«Ja, ich hatte erwartet, dass es knapper wird», musste auch Stadtpräsident Kurt Fluri einräumen, dass er nicht mit einer derart breiten Zustimmung für die Doppelturnhalle Hermesbühl gerechnet hatte: Bei einer Stimmbeteiligung von 41 Prozent sprachen sich nämlich 3655 Stimmberechtigte oder 75 Prozent für das 12-Mio.-Projekt aus, nur 1063 legten ein Nein zum noch notwendigen Restkredit von 9,976 Mio. Franken ein.

Wichtig für das deutliche Resultat sei auch gewesen, das bereits 9 Mio. vorfinanziert sind, betonte Fluri weiter. «Das war weitsichtig.»

Mehr Opposition hatte der Stadtpräsident weniger wegen der zuletzt aufgekommenen Kritik durch einen Architekten erwartet, sondern durch «Sportkreise, die sich auch einen Ersatz des Lehrschwimmbeckens und nicht nur der Turnhallen erhofft hatten.» Doch seien die Stimmberechtigten von der Notwendigkeit der neuen Hallen wohl überzeugt gewesen und hätten erkannt, dass «einfach Nein sagen oder Verschieben des Ganzen nichts bringt.»

Kostspielige Vorgeschichte

Die Vorgeschichte des Projekts ist lang. Auf der Basis einer Studie aus dem Jahr 2006 wurde 2007 ein Projektwettbewerb für den Neubau der Doppelturnhalle und des Lehrschwimmbeckens durchgeführt. Im Verlauf der Planung stellte sich dann allerdings heraus, dass die Baukosten des Siegerprojektes weit über den Kostenvorgaben lagen. Auch zeichnete sich eine Veränderung im Betrieb des Schwimmbads der Pädagogischen Hochschule ab und die Stadt musste entscheiden, ob sie nur eines oder zwei Hallen-Schwimmbäder für die Schulen, Vereine und Öffentlichkeit bereitstellen wollte.

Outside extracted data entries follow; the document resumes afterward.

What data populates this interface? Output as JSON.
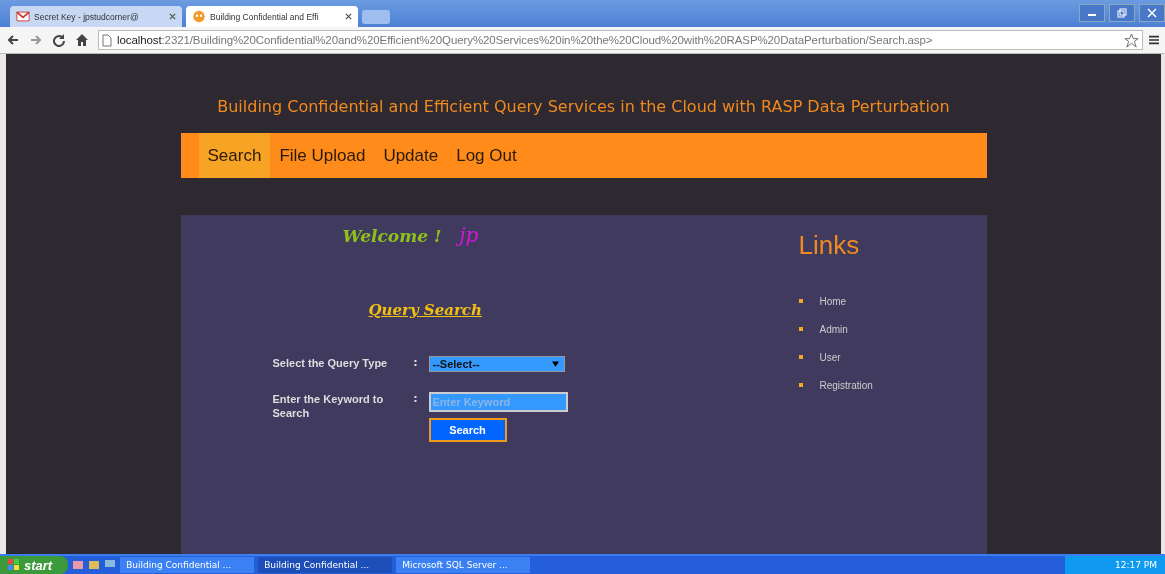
{
  "browser": {
    "tabs": [
      {
        "label": "Secret Key - jpstudcorner@",
        "selected": false,
        "kind": "mail"
      },
      {
        "label": "Building Confidential and Effi",
        "selected": true,
        "kind": "site"
      }
    ],
    "url_host": "localhost",
    "url_rest": ":2321/Building%20Confidential%20and%20Efficient%20Query%20Services%20in%20the%20Cloud%20with%20RASP%20DataPerturbation/Search.asp>"
  },
  "page": {
    "title": "Building Confidential and Efficient Query Services in the Cloud with RASP Data Perturbation",
    "nav": [
      {
        "label": "Search",
        "selected": true
      },
      {
        "label": "File Upload",
        "selected": false
      },
      {
        "label": "Update",
        "selected": false
      },
      {
        "label": "Log Out",
        "selected": false
      }
    ],
    "welcome": "Welcome !",
    "user": "jp",
    "heading": "Query Search",
    "form": {
      "query_type_label": "Select the Query Type",
      "query_type_colon": ":",
      "query_type_value": "--Select--",
      "keyword_label": "Enter the Keyword to Search",
      "keyword_colon": ":",
      "keyword_placeholder": "Enter Keyword",
      "button": "Search"
    },
    "links_title": "Links",
    "links": [
      "Home",
      "Admin",
      "User",
      "Registration"
    ]
  },
  "taskbar": {
    "start": "start",
    "tasks": [
      {
        "label": "Building Confidential ...",
        "selected": false
      },
      {
        "label": "Building Confidential ...",
        "selected": true
      },
      {
        "label": "Microsoft SQL Server ...",
        "selected": false
      }
    ],
    "clock": "12:17 PM"
  }
}
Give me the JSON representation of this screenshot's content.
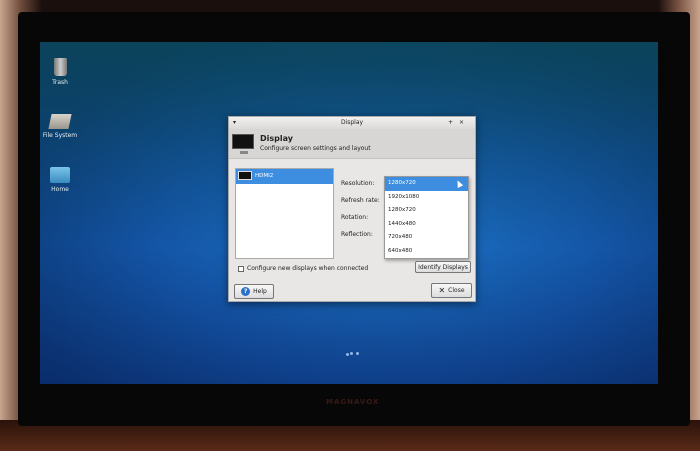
{
  "monitor": {
    "brand": "MAGNAVOX"
  },
  "desktop": {
    "icons": [
      {
        "label": "Trash"
      },
      {
        "label": "File System"
      },
      {
        "label": "Home"
      }
    ]
  },
  "dialog": {
    "window_title": "Display",
    "title_controls": {
      "menu": "▾",
      "maximize": "+",
      "close": "×"
    },
    "header_title": "Display",
    "header_subtitle": "Configure screen settings and layout",
    "displays": [
      {
        "name": "HDMI2",
        "selected": true
      }
    ],
    "labels": {
      "resolution": "Resolution:",
      "refresh": "Refresh rate:",
      "rotation": "Rotation:",
      "reflection": "Reflection:"
    },
    "resolution_selected": "1280x720",
    "resolution_options": [
      "1920x1080",
      "1280x720",
      "1440x480",
      "720x480",
      "640x480"
    ],
    "configure_new_label": "Configure new displays when connected",
    "configure_new_checked": false,
    "identify_label": "Identify Displays",
    "help_label": "Help",
    "close_label": "Close"
  }
}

Anfang 2011 entschied der Gemeinderat, dass angesichts der anfallenden Kosten im Hermesbühl auf den Bau eines neuen Lehrschwimmbeckens verzichtet wird und die Stadt künftig das Schwimmbad bei der Fachhochschule entweder in Miete oder im Baurecht betreiben werde. Das Bauprojekt, das aus dem ersten Wettbewerb hervorgegangen war, wurde nun abgebrochen und die Stadt musste die Kosten dafür von über 600 000 Franken ans Bein streichen. Das Projekt, das nun mit der Realisierung von nur noch einer Doppelturnhalle umgesetzt werden kann, wurde in der Folge neu gestartet.

Während der Bauzeit wirds eng

2015 beginnt die Bauzeit von rund 17 Monaten. Dann stehen die zwei bisherigen Turnhallen, da sie abgebrochen werden, weder dem Schul- noch dem Vereinssport zur Verfügung. Der Schulsportbetrieb wird während dieser Zeit teilweise in der Turnhalle an der Baselstrasse hinter der Stadtpolizei oder im Freien erfolgen. Beim Vereinssport wird versucht, sofern dies bei der allgemeinen Auslastung der Turnhallen möglich ist, den Vereinen andere Turnhallen zur Verfügung zu stellen.